SOUTH PORTLAND — There are 50 experimental or limited-purpose aquaculture sites within 10 miles of the city-owned Portland Street Pier.

Maine’s aquaculture industry is booming, experts say, and some city officials see a business development opportunity for the long-neglected municipal pier as farming of mussels, oysters and other ocean produce increases in nutrient-rich Casco Bay.

But before the city invests $50,000 to fix up the pier – let alone as much as $2 million to fully redevelop and expand it – a feasibility study is being done to gauge interest in and need for improved access on South Portland’s working waterfront.

“This can’t be a case of ‘If we build it, they will come,’ ” said Assistant City Manager Joshua Reny. “We need to be very sure of the interest that exists now and the demand that might exist in the future.”

The city is working with the Gulf of Maine Research Institute, winning a $30,000 harbor planning grant last summer from the federally funded Maine Coastal Program to work up a redevelopment plan for the municipal pier.

With that money, the city recently hired GEI Consultants, an engineering and environmental firm, to do a site assessment, conceptual design and feasibility analysis. A preliminary report identified six state-licensed commercial aquaculture leases within 10 miles of the pier, in addition to the 50 experimental or limited-purpose aquaculture sites.



The resulting pier master plan, including a needs assessment for aquaculture and fisheries by the Gulf of Maine Research Institute, is expected to be completed in June.

But long before that’s done, City Councilor Claude Morgan has no doubt there would be great demand for an updated and expanded Portland Street Pier, which is located in his district. Morgan represents the city on the Portland Harbor Waterfront Alliance.

“It’s a market-based vision,” Morgan said. “I’m not being Pollyanna.
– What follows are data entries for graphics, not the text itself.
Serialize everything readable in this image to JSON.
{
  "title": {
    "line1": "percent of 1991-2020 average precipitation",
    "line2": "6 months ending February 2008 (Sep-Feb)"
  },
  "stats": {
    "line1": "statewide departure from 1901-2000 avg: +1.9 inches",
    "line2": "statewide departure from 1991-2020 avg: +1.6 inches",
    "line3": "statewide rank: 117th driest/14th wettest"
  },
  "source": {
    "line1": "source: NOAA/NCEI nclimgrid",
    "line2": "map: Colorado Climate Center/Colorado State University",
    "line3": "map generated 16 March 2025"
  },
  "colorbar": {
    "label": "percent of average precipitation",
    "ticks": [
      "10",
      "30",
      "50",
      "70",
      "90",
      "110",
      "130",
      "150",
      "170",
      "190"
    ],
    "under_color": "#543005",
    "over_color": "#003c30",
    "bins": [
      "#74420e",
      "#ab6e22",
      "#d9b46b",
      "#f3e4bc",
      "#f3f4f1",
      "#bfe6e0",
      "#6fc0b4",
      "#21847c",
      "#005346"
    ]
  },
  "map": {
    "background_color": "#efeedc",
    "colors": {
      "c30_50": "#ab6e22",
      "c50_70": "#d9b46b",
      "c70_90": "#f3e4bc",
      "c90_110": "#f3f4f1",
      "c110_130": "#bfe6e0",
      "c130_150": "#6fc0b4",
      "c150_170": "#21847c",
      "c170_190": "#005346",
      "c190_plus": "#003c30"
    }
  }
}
I’ve shopped this idea around to pier owners on Portland Harbor. They have indicated this is a need that’s expressing itself throughout Casco Bay and will continue to grow along with the industry.”

The city has owned the Portland Street Pier since the late 1800s. It’s located off Front Street in the Ferry Village neighborhood, wedged among the Sunset Marina, the Saltwater Grille restaurant and a couple of massive green fuel tanks owned by the Portland Pipe Line Corp.

It’s currently operated as a seasonal fishing pier, with 11 of 15 slips leased from April through November for $1,250 per year, mostly to lobstermen and other small fishing boats. It includes a modest wood-frame building that’s available for lease and primarily used for storage.



The entire pier facility generates about $20,000 in revenue annually, which limits how much the city is willing to spend on maintenance and improvements, especially given limited parking, seasonal use and the need to dredge the site.

“We’re basically subsidizing an industry that’s already well-represented in the infrastructure that’s available on the harbor,” Morgan said.

Redevelopment of the pier would include adding floats to accommodate more boats, installing equipment to assist in unloading and temporarily storing ocean produce, and dredging to allow safe, year-round use of the facility.

Morgan agrees, however, that the city needs proof of potential before it invests taxpayer dollars or seeks additional grant funding for a pier project.

The needs assessment by the Gulf of Maine Research Institute will include a survey of existing pier facilities on Portland Harbor and an outline of future tenant needs that the Portland Street Pier might fulfill, said Reny, the assistant city manager.

“We hope to hear from anybody interested in the project and in the future use of the pier,” Reny said.